In his video, featured above, you can catch a glimpse of Comet 46P in the early stages of its visit — if your eyes are fast enough. Named after astronomer Carl Wirtanen, who discovered it in 1948, the comet moves quickly; as Abrams Planetarium Director Shannon Schmoll writes, Wirtanen was a “skilled object hunter and used photos of the night sky to spot the quickly moving object, at least astronomically speaking.”

Fortunately, Lewinski’s time-lapse camera skills allow the less skilled object hunters among us to catch a preview of the green-hued comet as it zooms across our sky. The comet first appears around the 0:21 mark in the video, or at 5:48:20 PM MST.

“It was never clearly visible to my naked eye, even in the darkest night,” he says. “But the green really pops against the dark sky [in] the time lapse.”

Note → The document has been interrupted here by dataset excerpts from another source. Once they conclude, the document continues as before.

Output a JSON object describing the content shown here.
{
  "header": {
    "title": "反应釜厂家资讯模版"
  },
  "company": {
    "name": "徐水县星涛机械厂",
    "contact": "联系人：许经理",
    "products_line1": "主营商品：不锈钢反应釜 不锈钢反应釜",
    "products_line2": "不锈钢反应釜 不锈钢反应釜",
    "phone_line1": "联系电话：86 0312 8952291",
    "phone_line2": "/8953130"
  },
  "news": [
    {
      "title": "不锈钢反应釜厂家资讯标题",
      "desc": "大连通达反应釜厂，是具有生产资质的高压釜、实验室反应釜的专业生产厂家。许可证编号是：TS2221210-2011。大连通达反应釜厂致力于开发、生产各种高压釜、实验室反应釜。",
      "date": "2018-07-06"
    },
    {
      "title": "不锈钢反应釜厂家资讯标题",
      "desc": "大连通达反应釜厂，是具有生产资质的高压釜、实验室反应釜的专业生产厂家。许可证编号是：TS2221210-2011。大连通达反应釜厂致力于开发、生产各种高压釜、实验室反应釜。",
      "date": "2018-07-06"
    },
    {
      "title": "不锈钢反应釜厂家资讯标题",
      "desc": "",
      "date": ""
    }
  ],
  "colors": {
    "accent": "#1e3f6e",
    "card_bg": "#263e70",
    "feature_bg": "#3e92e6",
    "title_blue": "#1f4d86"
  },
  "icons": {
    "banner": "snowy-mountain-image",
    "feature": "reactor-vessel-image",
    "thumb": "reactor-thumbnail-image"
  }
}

Comet 46P appears as a faint green dot and intensifies as the night grows darker.

Mike Lewinsky

The comet appears green because some of the gases in its tail can be stimulated by the UV light in sunlight to emit energy that we perceive as a bluish green. Cyanide and diatomic carbon, in particular, can cause this glow when the comet comes close enough to the sun.

"My camera is a way to experience the beauty and reality of the world more fully than my eyes can alone.

Lewinski, who lives near what he calls the “mysterious” San Luis valley, a UFO hot spot, and nearby Dulce, NM, admits that at least “some part of my motivation [to film] is to capture something really exotic and inexplicable. After a lot of years, very little qualifies as extraterrestrial. My skepticism of those stories hardens by the day.” He uploads his videos to his YouTube channel under a Creative Commons license, he says, “to share what I experience and learn.”

Comet 46P/Wirtnanen is hardly inexplicable, but its extra-bright appearance and greenish hue will certainly be considered exotic when it appears in full bloom on Sunday night. Lewinski, no doubt, will be watching.

“My camera is a way to experience the beauty and reality of the world more fully than my eyes can alone,” he says.